I am still relatively symptomless and feeling better than I have in months.
We can talk about a liver procedure "down the road."


I love it when someone says "down the road" or "next year" or "we're saving that for when we really need it" All these things my medical team, my friends, and my family say to me to keep me looking forward, to keep me focused, and to help me have the faith of Abraham. These words of analyzation, justification, and encouragement allow me to take a call from Janet about
the numbers I didn't want to hear and go right back to working a two-day trade show like nothing ever happened. They're not panicking so I'm not panicking. We're calling the latest round of numbers what we want. They are "not that bad" we say. They are just a stepping stone on the way to reversing the course, stemming the tide, and beating back the enemy. This is in no way a setback or a time for gnashing of teeth and ripping of clothes. Now is the time to be Abraham. And I have no doubt that we all will come together again and have that faith, that unwavering faith that the battle continues and we are strong and willing and life and the living will go on.

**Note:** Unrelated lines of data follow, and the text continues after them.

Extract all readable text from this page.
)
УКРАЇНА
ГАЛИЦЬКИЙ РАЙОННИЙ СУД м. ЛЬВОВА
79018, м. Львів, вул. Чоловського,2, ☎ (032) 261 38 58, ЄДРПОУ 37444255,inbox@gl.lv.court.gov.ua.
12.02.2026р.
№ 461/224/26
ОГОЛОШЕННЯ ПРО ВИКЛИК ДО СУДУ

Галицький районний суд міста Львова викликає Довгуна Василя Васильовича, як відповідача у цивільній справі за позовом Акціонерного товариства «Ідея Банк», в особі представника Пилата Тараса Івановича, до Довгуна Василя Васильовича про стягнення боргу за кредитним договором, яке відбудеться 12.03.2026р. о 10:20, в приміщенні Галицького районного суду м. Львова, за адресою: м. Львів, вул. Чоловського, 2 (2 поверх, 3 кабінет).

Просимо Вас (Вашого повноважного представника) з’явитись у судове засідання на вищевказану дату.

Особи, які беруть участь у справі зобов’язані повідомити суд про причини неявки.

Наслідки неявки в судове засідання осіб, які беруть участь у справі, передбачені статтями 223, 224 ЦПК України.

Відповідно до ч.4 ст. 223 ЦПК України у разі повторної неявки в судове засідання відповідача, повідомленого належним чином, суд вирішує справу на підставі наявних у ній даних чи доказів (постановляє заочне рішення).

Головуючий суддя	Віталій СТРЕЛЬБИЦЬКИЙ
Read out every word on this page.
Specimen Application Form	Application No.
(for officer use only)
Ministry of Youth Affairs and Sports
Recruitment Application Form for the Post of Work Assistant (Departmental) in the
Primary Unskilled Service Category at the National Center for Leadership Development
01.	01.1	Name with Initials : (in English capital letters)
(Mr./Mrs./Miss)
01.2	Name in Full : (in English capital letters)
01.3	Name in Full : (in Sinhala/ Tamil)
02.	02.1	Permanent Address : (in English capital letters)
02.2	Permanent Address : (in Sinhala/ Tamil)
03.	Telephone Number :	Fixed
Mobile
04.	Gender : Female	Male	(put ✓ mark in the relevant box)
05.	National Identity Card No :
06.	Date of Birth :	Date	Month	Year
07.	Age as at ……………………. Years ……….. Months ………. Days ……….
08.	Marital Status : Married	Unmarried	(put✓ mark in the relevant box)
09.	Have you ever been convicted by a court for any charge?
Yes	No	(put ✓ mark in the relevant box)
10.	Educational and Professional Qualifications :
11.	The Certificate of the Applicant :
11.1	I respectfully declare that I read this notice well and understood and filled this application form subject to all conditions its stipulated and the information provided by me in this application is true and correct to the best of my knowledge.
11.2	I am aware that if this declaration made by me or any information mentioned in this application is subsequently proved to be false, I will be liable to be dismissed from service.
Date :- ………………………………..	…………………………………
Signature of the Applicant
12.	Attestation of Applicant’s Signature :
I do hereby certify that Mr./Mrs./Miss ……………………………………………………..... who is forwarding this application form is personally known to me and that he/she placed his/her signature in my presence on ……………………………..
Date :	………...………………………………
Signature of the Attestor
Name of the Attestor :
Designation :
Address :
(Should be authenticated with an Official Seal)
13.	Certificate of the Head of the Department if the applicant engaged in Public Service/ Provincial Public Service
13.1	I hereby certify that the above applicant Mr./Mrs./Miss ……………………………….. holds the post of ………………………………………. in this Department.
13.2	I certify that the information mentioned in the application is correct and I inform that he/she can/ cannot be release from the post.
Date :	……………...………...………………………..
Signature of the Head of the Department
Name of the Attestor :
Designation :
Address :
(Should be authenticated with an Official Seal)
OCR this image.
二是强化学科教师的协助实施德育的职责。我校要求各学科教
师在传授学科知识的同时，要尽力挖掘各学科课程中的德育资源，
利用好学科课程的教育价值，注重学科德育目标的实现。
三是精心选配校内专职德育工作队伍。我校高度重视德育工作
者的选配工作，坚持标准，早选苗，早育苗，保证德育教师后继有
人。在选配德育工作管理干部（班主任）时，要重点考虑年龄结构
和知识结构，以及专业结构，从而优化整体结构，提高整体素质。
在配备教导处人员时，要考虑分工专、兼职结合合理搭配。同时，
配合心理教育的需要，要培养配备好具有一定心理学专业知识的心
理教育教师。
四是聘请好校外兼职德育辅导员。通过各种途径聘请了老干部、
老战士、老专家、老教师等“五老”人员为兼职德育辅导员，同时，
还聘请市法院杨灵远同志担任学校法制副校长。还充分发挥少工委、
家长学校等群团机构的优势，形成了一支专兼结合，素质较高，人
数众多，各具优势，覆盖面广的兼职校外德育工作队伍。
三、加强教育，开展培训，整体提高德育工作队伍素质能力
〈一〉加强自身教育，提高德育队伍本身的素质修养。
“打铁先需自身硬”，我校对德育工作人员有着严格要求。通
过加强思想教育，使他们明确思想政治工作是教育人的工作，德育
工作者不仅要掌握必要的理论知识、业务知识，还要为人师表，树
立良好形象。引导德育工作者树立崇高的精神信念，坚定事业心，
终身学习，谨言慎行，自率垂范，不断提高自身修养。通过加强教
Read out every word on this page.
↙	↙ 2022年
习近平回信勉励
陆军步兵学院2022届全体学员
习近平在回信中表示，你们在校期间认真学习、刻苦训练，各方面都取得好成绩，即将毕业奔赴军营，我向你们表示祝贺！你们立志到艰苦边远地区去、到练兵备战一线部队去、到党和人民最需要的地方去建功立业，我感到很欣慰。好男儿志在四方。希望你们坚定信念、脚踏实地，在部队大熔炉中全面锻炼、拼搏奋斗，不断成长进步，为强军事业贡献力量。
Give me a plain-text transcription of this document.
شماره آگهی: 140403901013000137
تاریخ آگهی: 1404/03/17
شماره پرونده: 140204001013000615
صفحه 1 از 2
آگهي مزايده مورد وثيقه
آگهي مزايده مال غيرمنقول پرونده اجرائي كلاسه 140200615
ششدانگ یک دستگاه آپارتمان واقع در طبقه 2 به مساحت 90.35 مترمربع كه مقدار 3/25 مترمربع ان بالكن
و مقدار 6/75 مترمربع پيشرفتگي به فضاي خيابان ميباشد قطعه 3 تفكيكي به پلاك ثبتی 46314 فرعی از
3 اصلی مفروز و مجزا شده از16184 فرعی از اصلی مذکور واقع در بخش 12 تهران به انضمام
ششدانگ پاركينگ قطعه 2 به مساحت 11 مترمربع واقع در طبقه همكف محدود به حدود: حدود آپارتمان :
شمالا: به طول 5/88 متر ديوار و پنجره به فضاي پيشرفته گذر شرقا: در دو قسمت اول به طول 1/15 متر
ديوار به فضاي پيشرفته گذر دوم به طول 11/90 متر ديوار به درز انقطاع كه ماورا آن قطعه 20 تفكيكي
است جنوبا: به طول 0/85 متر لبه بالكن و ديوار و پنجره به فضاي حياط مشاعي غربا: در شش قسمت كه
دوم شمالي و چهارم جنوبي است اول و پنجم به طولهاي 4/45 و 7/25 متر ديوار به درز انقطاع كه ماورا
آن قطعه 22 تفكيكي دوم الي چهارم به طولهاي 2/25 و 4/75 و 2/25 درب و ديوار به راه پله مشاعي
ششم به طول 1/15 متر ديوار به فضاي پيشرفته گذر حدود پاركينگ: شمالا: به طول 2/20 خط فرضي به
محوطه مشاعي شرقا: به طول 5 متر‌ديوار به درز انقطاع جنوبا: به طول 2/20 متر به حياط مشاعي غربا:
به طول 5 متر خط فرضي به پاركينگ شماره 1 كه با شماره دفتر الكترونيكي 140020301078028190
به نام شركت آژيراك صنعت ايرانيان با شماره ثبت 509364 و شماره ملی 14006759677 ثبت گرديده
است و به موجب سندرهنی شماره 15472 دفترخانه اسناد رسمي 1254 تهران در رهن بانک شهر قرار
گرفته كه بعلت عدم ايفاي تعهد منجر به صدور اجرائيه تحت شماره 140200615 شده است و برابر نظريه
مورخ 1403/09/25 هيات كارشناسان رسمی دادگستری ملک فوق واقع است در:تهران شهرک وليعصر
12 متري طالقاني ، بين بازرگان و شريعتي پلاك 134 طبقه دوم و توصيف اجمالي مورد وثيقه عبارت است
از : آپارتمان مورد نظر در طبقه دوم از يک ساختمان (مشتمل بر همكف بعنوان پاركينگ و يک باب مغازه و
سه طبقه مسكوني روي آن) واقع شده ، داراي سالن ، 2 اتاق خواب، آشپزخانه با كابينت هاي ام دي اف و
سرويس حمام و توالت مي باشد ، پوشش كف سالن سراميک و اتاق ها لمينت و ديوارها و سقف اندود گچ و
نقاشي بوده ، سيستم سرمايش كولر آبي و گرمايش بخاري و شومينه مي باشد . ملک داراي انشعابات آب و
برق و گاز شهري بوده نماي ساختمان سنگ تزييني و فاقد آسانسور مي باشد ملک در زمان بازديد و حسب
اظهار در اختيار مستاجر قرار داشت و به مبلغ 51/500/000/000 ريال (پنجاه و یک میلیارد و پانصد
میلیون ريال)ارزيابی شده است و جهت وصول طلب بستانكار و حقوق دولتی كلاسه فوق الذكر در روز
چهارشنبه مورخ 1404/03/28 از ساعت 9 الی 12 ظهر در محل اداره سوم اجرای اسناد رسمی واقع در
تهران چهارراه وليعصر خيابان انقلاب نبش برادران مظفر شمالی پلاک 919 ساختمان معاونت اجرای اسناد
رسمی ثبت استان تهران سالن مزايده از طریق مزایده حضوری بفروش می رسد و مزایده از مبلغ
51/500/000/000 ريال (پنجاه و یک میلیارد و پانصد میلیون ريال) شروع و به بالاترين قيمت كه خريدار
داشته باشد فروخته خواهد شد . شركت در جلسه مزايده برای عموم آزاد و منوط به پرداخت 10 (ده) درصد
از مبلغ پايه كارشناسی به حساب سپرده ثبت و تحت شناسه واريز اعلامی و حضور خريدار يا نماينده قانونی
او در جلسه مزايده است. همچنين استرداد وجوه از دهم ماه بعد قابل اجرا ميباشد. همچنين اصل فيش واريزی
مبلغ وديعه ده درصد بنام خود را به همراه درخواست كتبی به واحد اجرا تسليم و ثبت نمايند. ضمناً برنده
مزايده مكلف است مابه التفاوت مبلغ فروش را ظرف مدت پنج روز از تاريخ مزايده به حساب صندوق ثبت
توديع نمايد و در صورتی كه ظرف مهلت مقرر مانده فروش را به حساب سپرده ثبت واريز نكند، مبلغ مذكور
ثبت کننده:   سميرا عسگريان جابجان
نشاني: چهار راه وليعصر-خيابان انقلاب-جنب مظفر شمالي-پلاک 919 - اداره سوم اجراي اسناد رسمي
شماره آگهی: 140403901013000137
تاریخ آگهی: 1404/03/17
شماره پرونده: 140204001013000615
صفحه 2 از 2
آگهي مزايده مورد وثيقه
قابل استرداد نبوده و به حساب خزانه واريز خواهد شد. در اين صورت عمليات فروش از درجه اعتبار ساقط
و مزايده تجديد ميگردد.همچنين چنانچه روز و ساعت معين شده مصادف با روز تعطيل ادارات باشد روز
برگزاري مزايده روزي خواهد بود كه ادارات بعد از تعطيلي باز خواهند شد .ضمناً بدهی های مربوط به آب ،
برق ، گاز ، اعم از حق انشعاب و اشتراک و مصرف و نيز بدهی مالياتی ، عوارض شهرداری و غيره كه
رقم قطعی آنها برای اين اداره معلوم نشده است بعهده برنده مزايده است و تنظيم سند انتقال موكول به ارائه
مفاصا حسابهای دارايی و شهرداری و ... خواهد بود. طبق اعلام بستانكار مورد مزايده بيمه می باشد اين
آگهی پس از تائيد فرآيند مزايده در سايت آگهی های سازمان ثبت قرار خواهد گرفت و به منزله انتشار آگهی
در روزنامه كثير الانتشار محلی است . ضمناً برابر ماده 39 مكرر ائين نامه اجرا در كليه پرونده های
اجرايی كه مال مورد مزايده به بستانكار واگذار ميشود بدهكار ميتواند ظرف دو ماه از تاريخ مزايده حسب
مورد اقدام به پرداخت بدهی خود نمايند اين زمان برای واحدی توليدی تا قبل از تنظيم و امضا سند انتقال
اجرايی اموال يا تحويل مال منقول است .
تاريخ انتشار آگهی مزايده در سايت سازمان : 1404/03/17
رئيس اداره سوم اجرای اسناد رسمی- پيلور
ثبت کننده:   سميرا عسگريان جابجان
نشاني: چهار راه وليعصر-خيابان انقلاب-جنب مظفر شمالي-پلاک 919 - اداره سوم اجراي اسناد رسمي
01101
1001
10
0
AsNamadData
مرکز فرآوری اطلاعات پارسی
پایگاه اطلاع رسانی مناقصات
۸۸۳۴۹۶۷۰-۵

So look in my boat. My boat is full of people all with different first names and backgrounds and jobs and relationships to me. But they all have the same nickname and it is Abraham. Oh, and for those of you who are wondering about the lonely pain pill (earier post) that I have sitting on my nightstand, just in case I had another severe bout of bone pain in the middle of the night, well the pill is now gone. Gone back into the prescription bottle because I have faith that I will not need it. There's an Abraham moment for you. How absolutely cool is that?